The Indie Grits Festival, which began in 2007, is designed to empower independent Southern filmmakers of all levels.
During the weekend of April 19-21, “Miracle Boy” also played at the West Virginia International Film Festival, the Nashville Film Festival, and the Minneapolis-St. Paul International Film Festival.
“We’ll be screening at the Maryland Film Festival in Baltimore May 9 and May 11,” Brown said. “We are awaiting word on a few more festivals in the coming weeks.”
Brown earned a Bachelor of Arts in communication arts from Concord University in West Virginia in 1997, a Master of Arts in screenwriting and film studies from Hollins University in Virginia in 2004, and a Master of Fine Arts in film and video production from the University of North Carolina at Greensboro in 2008. His teaching experience includes positions at Lander University, Bowling Green State University, McNeese State University, West Virginia State University, and his alma maters. He has worked as a producer, director, writer, and/or editor on more than a dozen productions and served in various capacities at a number of film festivals. He joined the VSU Mass Media faculty in the fall of 2012. His area of professional focus is on growing indigenous filmmakers in underdeveloped areas.

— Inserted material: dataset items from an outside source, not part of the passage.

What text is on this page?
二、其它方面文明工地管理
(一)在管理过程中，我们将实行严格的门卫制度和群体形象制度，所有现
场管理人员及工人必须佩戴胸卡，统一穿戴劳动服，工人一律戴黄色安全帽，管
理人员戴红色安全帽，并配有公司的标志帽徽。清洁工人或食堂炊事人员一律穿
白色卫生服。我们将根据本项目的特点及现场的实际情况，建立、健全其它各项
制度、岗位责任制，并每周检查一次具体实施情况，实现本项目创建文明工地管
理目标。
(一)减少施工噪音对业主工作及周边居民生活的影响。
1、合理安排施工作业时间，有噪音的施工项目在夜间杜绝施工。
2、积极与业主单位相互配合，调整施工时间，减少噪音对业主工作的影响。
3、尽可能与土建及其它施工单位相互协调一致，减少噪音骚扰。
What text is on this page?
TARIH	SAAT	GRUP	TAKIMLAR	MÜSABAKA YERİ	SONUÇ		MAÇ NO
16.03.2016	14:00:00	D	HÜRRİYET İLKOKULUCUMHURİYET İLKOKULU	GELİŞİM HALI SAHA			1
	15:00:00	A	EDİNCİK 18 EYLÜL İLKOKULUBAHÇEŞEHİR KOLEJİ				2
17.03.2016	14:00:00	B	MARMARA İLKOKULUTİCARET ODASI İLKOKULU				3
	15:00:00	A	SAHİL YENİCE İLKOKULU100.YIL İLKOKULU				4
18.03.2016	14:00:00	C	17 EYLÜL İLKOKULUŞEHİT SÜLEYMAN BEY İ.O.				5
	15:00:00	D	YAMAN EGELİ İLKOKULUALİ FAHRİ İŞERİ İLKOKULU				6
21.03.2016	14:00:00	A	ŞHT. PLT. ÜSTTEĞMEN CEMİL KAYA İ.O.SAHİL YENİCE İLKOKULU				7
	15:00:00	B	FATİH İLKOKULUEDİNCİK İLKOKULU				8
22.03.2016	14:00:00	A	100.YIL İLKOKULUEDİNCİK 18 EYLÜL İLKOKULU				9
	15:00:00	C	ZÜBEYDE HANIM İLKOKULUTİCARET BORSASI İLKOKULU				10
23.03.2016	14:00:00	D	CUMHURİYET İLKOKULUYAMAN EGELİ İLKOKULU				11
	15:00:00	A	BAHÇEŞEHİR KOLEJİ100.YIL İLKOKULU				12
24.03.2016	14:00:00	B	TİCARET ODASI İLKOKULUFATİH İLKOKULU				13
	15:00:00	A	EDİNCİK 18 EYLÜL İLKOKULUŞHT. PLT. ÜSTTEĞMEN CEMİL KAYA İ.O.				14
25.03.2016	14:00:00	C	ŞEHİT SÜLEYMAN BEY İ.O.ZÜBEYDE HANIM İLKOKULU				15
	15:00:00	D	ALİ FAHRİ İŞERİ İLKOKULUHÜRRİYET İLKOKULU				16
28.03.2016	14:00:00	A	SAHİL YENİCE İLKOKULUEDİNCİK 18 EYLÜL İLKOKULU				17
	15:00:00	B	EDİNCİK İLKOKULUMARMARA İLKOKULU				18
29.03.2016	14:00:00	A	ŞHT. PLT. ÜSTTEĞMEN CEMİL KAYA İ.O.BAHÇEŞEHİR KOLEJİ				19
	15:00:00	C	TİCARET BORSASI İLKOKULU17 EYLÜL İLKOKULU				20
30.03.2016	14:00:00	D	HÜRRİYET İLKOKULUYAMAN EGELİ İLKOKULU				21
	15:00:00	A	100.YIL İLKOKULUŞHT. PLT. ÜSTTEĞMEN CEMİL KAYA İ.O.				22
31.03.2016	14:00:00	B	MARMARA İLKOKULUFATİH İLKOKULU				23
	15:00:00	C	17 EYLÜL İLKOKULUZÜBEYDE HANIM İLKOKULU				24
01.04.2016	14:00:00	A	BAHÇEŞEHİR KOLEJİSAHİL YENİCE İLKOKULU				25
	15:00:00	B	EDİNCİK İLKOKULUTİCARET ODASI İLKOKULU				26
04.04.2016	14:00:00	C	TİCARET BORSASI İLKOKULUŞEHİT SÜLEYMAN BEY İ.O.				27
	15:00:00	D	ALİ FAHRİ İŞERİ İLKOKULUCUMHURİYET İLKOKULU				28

"While many states and countries have instituted incentives to bring Hollywood productions to town, some communities are using their resources to support local filmmakers to tell local stories,” he said.
Brown is in the process of finishing a longer documentary about the John Sayles film “Matewan,” while also developing a few additional narrative projects.
“My goal is to follow through with creating raw, real films from less-represented areas of the world, like Appalachia and rural Georgia,” he said. “This summer, I am also working with the South Georgia Regional Library to present a short workshop about creating family documentaries with tools they may already have at home.”